Margô sorriu em resposta. A amiga sempre a ajudava com seu trabalho e disfarçava com uma troca nada justa. Sua colega sabia lidar com seu gênio.
     Ana era bem mais velha e experiente que ela e, nesses últimos meses, vinha sendo essencial no aprendizado de Margô. Ela lhe ensinou tudo, desde transferência de chamadas até organização dos papéis. Ana estava na casa dos 40 e trabalhava ali há pelo menos 10.
     _ Como foi o curso? _ A amiga continuou já terminando dois dos 5 documentos. Seu cabelo loiro estava grisalho em certos pontos, as rugas estavam mais proeminentes. A doença da filha vinha afetando-a bastante. Margô sabia que o câncer voltara a aparecer. Seria um dia de conversar para distrair, percebeu e entrou no jogo.
     Margô contou até os mínimos detalhes de suas aulas e entre leituras e ligações, as duas chegaram ao horário de almoço.
     Como de costume, ambas compartilharam uma marmita comprada e comeram na pequena sala de descanso que ficava atrás da recepção. Os donos eram ricos o suficiente para pagar aquelas mordomias (sem falar nos móveis estofados), só não pareciam ter dinheiro para salários decentes.    Suspirou entre garfadas. Aqueles pensamentos só geravam dor de barriga.
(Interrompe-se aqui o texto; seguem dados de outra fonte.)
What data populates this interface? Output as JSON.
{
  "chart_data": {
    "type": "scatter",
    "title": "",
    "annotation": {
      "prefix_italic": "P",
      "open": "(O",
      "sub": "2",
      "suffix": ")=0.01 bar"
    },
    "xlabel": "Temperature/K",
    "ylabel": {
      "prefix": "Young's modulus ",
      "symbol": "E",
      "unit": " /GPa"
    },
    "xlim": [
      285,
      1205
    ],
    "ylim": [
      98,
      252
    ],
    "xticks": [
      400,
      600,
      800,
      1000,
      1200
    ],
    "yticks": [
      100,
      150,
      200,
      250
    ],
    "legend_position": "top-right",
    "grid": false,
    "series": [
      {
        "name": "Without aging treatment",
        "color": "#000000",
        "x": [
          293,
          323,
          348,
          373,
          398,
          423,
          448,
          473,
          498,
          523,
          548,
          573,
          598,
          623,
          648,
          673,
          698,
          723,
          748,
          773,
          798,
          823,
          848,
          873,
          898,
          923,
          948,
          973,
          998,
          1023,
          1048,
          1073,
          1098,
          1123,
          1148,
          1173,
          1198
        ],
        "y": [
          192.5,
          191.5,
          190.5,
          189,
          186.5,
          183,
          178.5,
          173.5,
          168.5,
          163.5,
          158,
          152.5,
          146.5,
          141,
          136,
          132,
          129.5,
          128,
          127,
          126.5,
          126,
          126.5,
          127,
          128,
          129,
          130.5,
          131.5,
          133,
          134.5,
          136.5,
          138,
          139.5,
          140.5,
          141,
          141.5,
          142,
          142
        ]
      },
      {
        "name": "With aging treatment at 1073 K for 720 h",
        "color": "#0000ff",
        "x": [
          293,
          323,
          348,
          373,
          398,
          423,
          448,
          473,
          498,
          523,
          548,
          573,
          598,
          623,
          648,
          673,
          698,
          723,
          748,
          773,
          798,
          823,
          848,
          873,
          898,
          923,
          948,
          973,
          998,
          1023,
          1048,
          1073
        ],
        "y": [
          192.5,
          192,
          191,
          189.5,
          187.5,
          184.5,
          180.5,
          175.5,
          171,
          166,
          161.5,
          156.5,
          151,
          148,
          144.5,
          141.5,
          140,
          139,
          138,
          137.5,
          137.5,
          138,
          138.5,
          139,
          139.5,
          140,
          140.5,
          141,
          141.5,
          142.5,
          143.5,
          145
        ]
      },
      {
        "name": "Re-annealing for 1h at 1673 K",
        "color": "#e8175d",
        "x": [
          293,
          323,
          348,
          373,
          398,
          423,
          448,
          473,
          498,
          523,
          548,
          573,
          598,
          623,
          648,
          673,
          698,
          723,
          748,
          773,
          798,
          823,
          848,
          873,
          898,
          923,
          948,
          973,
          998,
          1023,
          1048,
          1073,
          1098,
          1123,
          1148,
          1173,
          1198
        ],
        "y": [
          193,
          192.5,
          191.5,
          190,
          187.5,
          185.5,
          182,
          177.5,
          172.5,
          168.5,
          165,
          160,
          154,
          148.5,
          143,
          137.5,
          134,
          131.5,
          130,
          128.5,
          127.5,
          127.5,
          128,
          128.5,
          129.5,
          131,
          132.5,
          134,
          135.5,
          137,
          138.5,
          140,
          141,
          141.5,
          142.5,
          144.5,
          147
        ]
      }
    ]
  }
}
     Seus ombros doíam de tensão quando seu expediente chegou ao fim. Margô se despediu de Ana e voltou para casa. Precisava tomar um banho e se arrumar antes de subir o morro até o curso. Não havia muito tempo e ela preferia não pegar atalho pelos túneis. Não era um bom horário para ser mulher.
     Seus pés doloridos agradeceram a água quente relaxante e seus ombros se soltaram um pouco. Exausta pela semana agitada, Margô mal podia esperar o dia seguinte. Sábado! Finalmente sábado!